Queens Head Yard: gwrqhy1965

One of three views of the interior of the operating floor at Queens Head Signal Box showing part of the three bar, vertical tappet frame

One of three views of the interior of the operating floor at Queens Head Signal Box showing part of the three bar, vertical tappet frame and the instrument shelf above. The frame had fifty-three levers at four inch centres and these were colour coded and arranged in a logical order. Each had a brass plate identifying the lever number and what it operated. By the time this photograph was taken some rationalisation of the trackwork had occurred resulting in a number of switches (points) and signals being removed and the corresponding levers had also been removed from the frame.

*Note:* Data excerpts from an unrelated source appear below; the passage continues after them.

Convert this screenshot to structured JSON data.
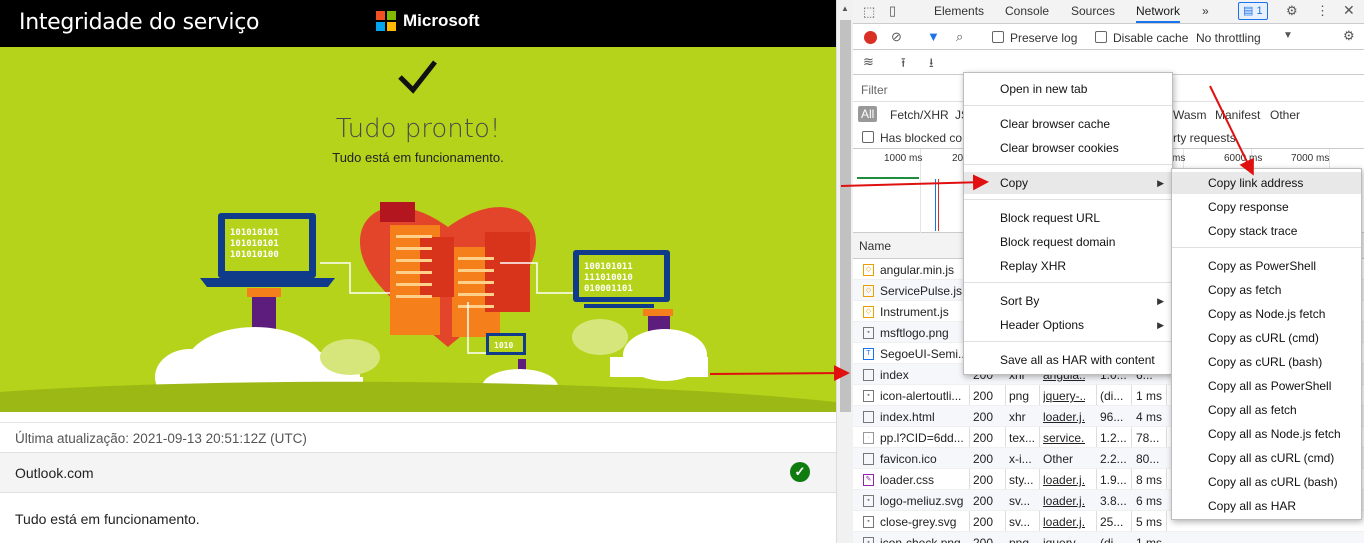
{
  "page": {
    "title": "Integridade do serviço",
    "brand": "Microsoft",
    "hero_title": "Tudo pronto!",
    "hero_subtitle": "Tudo está em funcionamento.",
    "binary_1": [
      "101010101",
      "101010101",
      "101010100"
    ],
    "binary_2": [
      "100101011",
      "111010010",
      "010001101"
    ],
    "binary_3": "1010",
    "last_update": "Última atualização: 2021-09-13 20:51:12Z (UTC)",
    "service_name": "Outlook.com",
    "service_status_message": "Tudo está em funcionamento.",
    "colors": {
      "hero_bg": "#b5d31a",
      "ok": "#107c10",
      "topbar": "#000000"
    }
  },
  "devtools": {
    "tabs": [
      "Elements",
      "Console",
      "Sources",
      "Network"
    ],
    "active_tab": "Network",
    "more_tabs": "»",
    "issues_count": "1",
    "toolbar": {
      "preserve_log": "Preserve log",
      "disable_cache": "Disable cache",
      "throttling": "No throttling"
    },
    "filter_label": "Filter",
    "type_filters": [
      "All",
      "Fetch/XHR",
      "JS",
      "Wasm",
      "Manifest",
      "Other"
    ],
    "blocked_cookies": "Has blocked co",
    "third_party": "rty requests",
    "timeline_ticks": [
      "1000 ms",
      "20",
      "ms",
      "6000 ms",
      "7000 ms"
    ],
    "name_header": "Name",
    "rows": [
      {
        "name": "angular.min.js",
        "status": "",
        "type": "",
        "initiator": "",
        "size": "",
        "time": "",
        "icon": "js"
      },
      {
        "name": "ServicePulse.js",
        "status": "",
        "type": "",
        "initiator": "",
        "size": "",
        "time": "",
        "icon": "js"
      },
      {
        "name": "Instrument.js",
        "status": "",
        "type": "",
        "initiator": "",
        "size": "",
        "time": "",
        "icon": "js"
      },
      {
        "name": "msftlogo.png",
        "status": "",
        "type": "",
        "initiator": "",
        "size": "",
        "time": "",
        "icon": "img"
      },
      {
        "name": "SegoeUI-Semi...",
        "status": "",
        "type": "",
        "initiator": "",
        "size": "",
        "time": "",
        "icon": "font"
      },
      {
        "name": "index",
        "status": "200",
        "type": "xhr",
        "initiator": "angula...",
        "size": "1.0...",
        "time": "6...",
        "icon": "doc"
      },
      {
        "name": "icon-alertoutli...",
        "status": "200",
        "type": "png",
        "initiator": "jquery-...",
        "size": "(di...",
        "time": "1 ms",
        "icon": "img"
      },
      {
        "name": "index.html",
        "status": "200",
        "type": "xhr",
        "initiator": "loader.j...",
        "size": "96...",
        "time": "4 ms",
        "icon": "doc"
      },
      {
        "name": "pp.l?CID=6dd...",
        "status": "200",
        "type": "tex...",
        "initiator": "service...",
        "size": "1.2...",
        "time": "78...",
        "icon": "dot"
      },
      {
        "name": "favicon.ico",
        "status": "200",
        "type": "x-i...",
        "initiator": "Other",
        "size": "2.2...",
        "time": "80...",
        "icon": "doc"
      },
      {
        "name": "loader.css",
        "status": "200",
        "type": "sty...",
        "initiator": "loader.j...",
        "size": "1.9...",
        "time": "8 ms",
        "icon": "css"
      },
      {
        "name": "logo-meliuz.svg",
        "status": "200",
        "type": "sv...",
        "initiator": "loader.j...",
        "size": "3.8...",
        "time": "6 ms",
        "icon": "img"
      },
      {
        "name": "close-grey.svg",
        "status": "200",
        "type": "sv...",
        "initiator": "loader.j...",
        "size": "25...",
        "time": "5 ms",
        "icon": "img"
      },
      {
        "name": "icon-check.png",
        "status": "200",
        "type": "png",
        "initiator": "jquery-...",
        "size": "(di...",
        "time": "1 ms",
        "icon": "img"
      }
    ],
    "context_menu": {
      "open_new_tab": "Open in new tab",
      "clear_cache": "Clear browser cache",
      "clear_cookies": "Clear browser cookies",
      "copy": "Copy",
      "block_url": "Block request URL",
      "block_domain": "Block request domain",
      "replay_xhr": "Replay XHR",
      "sort_by": "Sort By",
      "header_options": "Header Options",
      "save_har": "Save all as HAR with content"
    },
    "copy_submenu": {
      "copy_link": "Copy link address",
      "copy_response": "Copy response",
      "copy_stack": "Copy stack trace",
      "copy_ps": "Copy as PowerShell",
      "copy_fetch": "Copy as fetch",
      "copy_node": "Copy as Node.js fetch",
      "copy_curl_cmd": "Copy as cURL (cmd)",
      "copy_curl_bash": "Copy as cURL (bash)",
      "copy_all_ps": "Copy all as PowerShell",
      "copy_all_fetch": "Copy all as fetch",
      "copy_all_node": "Copy all as Node.js fetch",
      "copy_all_curl_cmd": "Copy all as cURL (cmd)",
      "copy_all_curl_bash": "Copy all as cURL (bash)",
      "copy_all_har": "Copy all as HAR"
    }
  }
}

The low number levers at this end of the Signal box controlled the outer and inner Distant Signals and the Stop Signal for the two Up lines (Main and Relief). These are the two groups of three levers at the very end with those controlling the Main line coming first. The next central group of levers controlled the switches and signals associated with the southern end of Queens Head yard and the shunting spur adjacent to the up main line. Originally six levers (numbered eighteen through to twenty-three) operated two route indicators signals. These informed the locomotive drivers exiting the yard and up goods loop which route had been set, but one group of three levers has been removed from the frame. Next came the switch levers associated with the southern end of Queens Head yard, while closest to the photographer are the levers controlling the switches and signals associated with the northern end of Soho & Winson Green Goods Yard and its connection to the Down relief line.

On the shelf above the frame are a variety of instruments including; standard Great Western Railway block telegraph instruments, bells, train describers (with their large pegging dials at the bottom), signal repeaters (used where signals were out of sight of the Signal Box), etc. Above the instrument shelf would have been a large plan of the track controlled from this Signal Box.